Competitive use of river
Similarly, recreation tends to be mutually exclusive with hydropower generation. Best example (actually worst) is Middle Bhote Koshi hydropower project with installed capacity of 102 MW. This project is sited at one of the world’s top 10 whitewater rafting sites (National Geographic has ranked it as 7th) and there is no other comparable site anywhere else in Nepal.
After this particular hydropower project is built, the rafting site will be completely destroyed. Nature has bestowed Nepal with this site and hydrocrats are hell-bent on destroying it. They are unmindful of the fact that if artificial rafting site needs to be built, it would cost a huge amount. An example is Lee Valley White Water Centre (previously known as Broxbourne White Water Canoe Centre) in London, which was constructed to host the canoe slalom events of the 2012 Summer Olympics, at the cost of $50 million equivalent to Rs 5 billion, one third of the cost of this project (Rs 14.5 billion).
Therefore, it will be prudent to build this project at around 70 MW installed capacity without having to sacrifice world’s 7th top whitewater rafting site. Unfortunately, even GoN (particularly Tourism Ministry) in general and tourism industry in particular (with some exception) doesn’t seem to be bothered about destruction of Nepal’s natural heritage. If one were to compute benefits to Nepal’s macro economy from rafting based tourism and cost of building similar rafting site elsewhere in Nepal and compare the figure with hydropower generation (hydropower projects can be built at millions of hydropower sites in over 6,000 rivers), Nepal gains more from saving the rafting site than mindlessly wrecking it by building hydropower project on that particular site, especially because just reducing its installed capacity can save the rafting site.
Complementary uses – irrigation and navigation
Certain use of river have complementarity like reservoir project not only generates electricity but the lean season augmented flow from it can help increase cropping intensity (one crop a year in rainy season versus more than 3 crops including in dry season) by irrigation which is important to achieve food security.

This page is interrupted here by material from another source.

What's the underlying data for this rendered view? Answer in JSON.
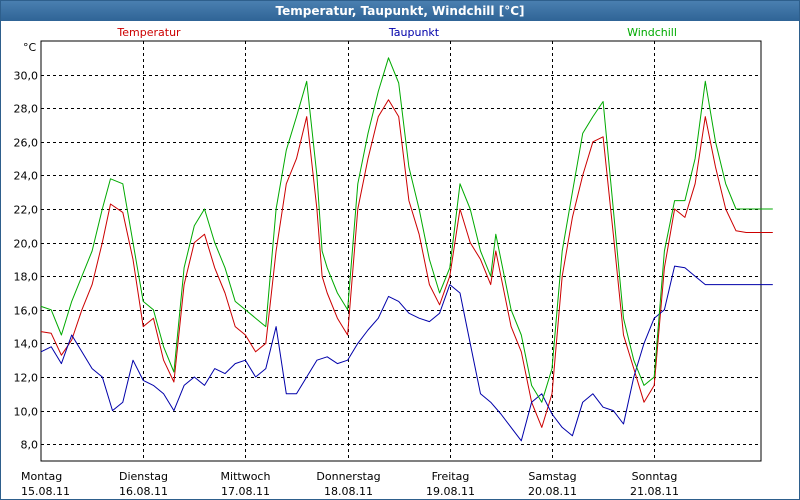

Similarly, with the construction of reservoir project navigation becomes possible in the reservoir as well as in the downstream area of the project. If Nepal builds Upper Karnali project as a reservoir project Nepal can have inland navigation in the reservoir in districts like Achham, Dailekh, Kalikot etc. and in Surkhet, Bardia and Kailali district in downstream of powerhouse. Moreover, Nepal can even have access to open seas through Ganga River in India and the latter too will similarly benefit from lean season augmented flow.
Comprehensive options assessment
From this perspective GoN needs to conduct comprehensive options assessment (COA) with regard to competing and mutually exclusive uses of water for purposes like drinking and sanitation, irrigation, animal husbandry and fishery, hydropower generation, recreation, industrial use, navigation and customary uses – identified by acronym DIFERINO, prior to deciding to allow use of any river for any purposes including hydropower generation.
To conclude, certain uses of river results in more benefits to the country’s macro economy than hydropower generation. Besides, people’s lives depend on river for water, food and energy. Under economics and econometrics no value of life can be assessed/attributed, for which water and food is of vital importance. If there is no life, then there is no meaning of hydropower generation. Therefore, under COA economic linkages (backward, forward, investment and fiscal linkages) needs to be analyzed/assessed and value of water and food for human life determined before deciding to put a site to a specific use.